Urdangarin ocupaba el puesto de responsable de Telefónica en Estados Unidos con unas condiciones inmejorables: 1,5 millones de euros de salario anual más 1,2 millones de gastos adicionales. El duque de Palma presumía de haber logrado el contrato gracias a las gestiones hechas por su suegro con César Alierta y la compañía se hacía cargo de cualquier tipo de eventualidad en la que incurriera en Washington. Desde el colegio de los hijos a la vivienda, pasando por la seguridad. Ocho escoltas tenían asignados los Urdangarin-Borbón que se desplazaban con todoterrenos y se turnaban las veinticuatro horas del día. Telefónica lo pagaba todo. Hasta el cambio de colchones de la casa, que recién comprados y estrenados, tuvieron que ser reemplazados porque la infanta se quejaba amargamente de lo «duros» que eran.

El duque ocupaba una oficina testimonial, creada ex profeso para él, y tenía bajo su vara de mando la de Nueva York, que realmente era la operativa y en la que se cocinaban las decisiones relevantes de la compañía al otro lado del charco. Era un puesto, el suyo, representativo, vacío de contenido. Pero Urdangarin se lo tomó en serio, se creyó de verdad su nueva condición de responsable de la operadora en la primera potencia mundial y empezó a dar órdenes y a meditar decisiones importantes. Quería cambiar la estructura organizativa y que todos los empleados le reportaran al minuto sus movimientos.

La operadora, impulsada por un sector crítico de su consejo de administración, sopesó las consecuencias jurídicas de los actos llevados a cabo por su ilustre ejecutivo y encomendó al secretario general, el abogado del Estado Ramiro Sánchez de Lerín, que estudiase a fondo el sumario y calibrase las consecuencias. Tanto para el duque de Palma como, fundamentalmente, para la compañía, que iba a sufrir un desgaste inevitable.

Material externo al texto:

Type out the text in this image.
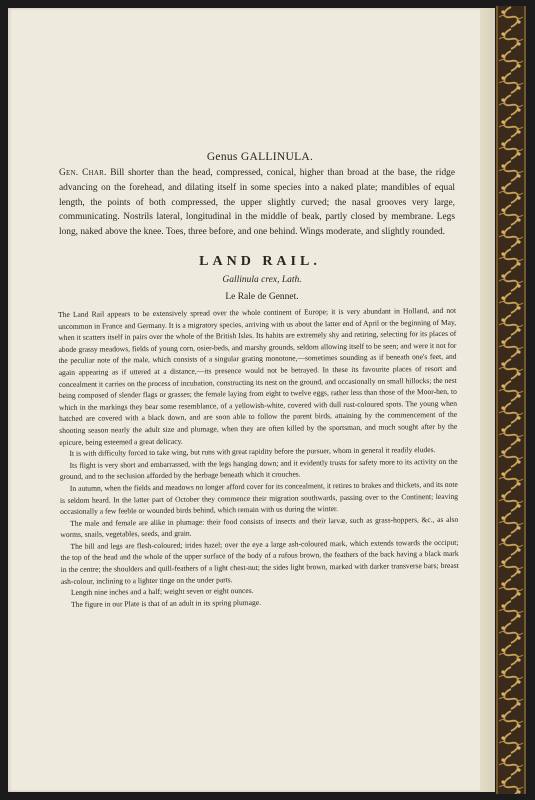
Genus GALLINULA.
Gen. Char. Bill shorter than the head, compressed, conical, higher than broad at the base, the ridge advancing on the forehead, and dilating itself in some species into a naked plate; mandibles of equal length, the points of both compressed, the upper slightly curved; the nasal grooves very large, communicating. Nostrils lateral, longitudinal in the middle of beak, partly closed by membrane. Legs long, naked above the knee. Toes, three before, and one behind. Wings moderate, and slightly rounded.
LAND RAIL.
Gallinula crex, Lath.
Le Rale de Gennet.

The Land Rail appears to be extensively spread over the whole continent of Europe; it is very abundant in Holland, and not uncommon in France and Germany. It is a migratory species, arriving with us about the latter end of April or the beginning of May, when it scatters itself in pairs over the whole of the British Isles. Its habits are extremely shy and retiring, selecting for its places of abode grassy meadows, fields of young corn, osier-beds, and marshy grounds, seldom allowing itself to be seen; and were it not for the peculiar note of the male, which consists of a singular grating monotone,—sometimes sounding as if beneath one's feet, and again appearing as if uttered at a distance,—its presence would not be betrayed. In these its favourite places of resort and concealment it carries on the process of incubation, constructing its nest on the ground, and occasionally on small hillocks; the nest being composed of slender flags or grasses; the female laying from eight to twelve eggs, rather less than those of the Moor-hen, to which in the markings they bear some resemblance, of a yellowish-white, covered with dull rust-coloured spots. The young when hatched are covered with a black down, and are soon able to follow the parent birds, attaining by the commencement of the shooting season nearly the adult size and plumage, when they are often killed by the sportsman, and much sought after by the epicure, being esteemed a great delicacy.

It is with difficulty forced to take wing, but runs with great rapidity before the pursuer, whom in general it readily eludes.

Its flight is very short and embarrassed, with the legs hanging down; and it evidently trusts for safety more to its activity on the ground, and to the seclusion afforded by the herbage beneath which it crouches.

In autumn, when the fields and meadows no longer afford cover for its concealment, it retires to brakes and thickets, and its note is seldom heard. In the latter part of October they commence their migration southwards, passing over to the Continent; leaving occasionally a few feeble or wounded birds behind, which remain with us during the winter.

The male and female are alike in plumage: their food consists of insects and their larvæ, such as grass-hoppers, &c., as also worms, snails, vegetables, seeds, and grain.

The bill and legs are flesh-coloured; irides hazel; over the eye a large ash-coloured mark, which extends towards the occiput; the top of the head and the whole of the upper surface of the body of a rufous brown, the feathers of the back having a black mark in the centre; the shoulders and quill-feathers of a light chest-nut; the sides light brown, marked with darker transverse bars; breast ash-colour, inclining to a lighter tinge on the under parts.

Length nine inches and a half; weight seven or eight ounces.

The figure in our Plate is that of an adult in its spring plumage.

Urdangarin reiteraba a los responsables de Telefónica que no había firmado «ni un solo cheque». «¡Ni uno solo!», enfatizaba con los ojos ausentes, descargando toda la responsabilidad en su socio Diego Torres. De ajustarse los hechos a la versión del yerno del rey, el duque de Palma podía tener escapatoria. Su defensa se centraría en su papel meramente institucional y trasladaría íntegra la culpa al que fue su vicepresidente. «El marrón que se lo coma Torres», cavilaba.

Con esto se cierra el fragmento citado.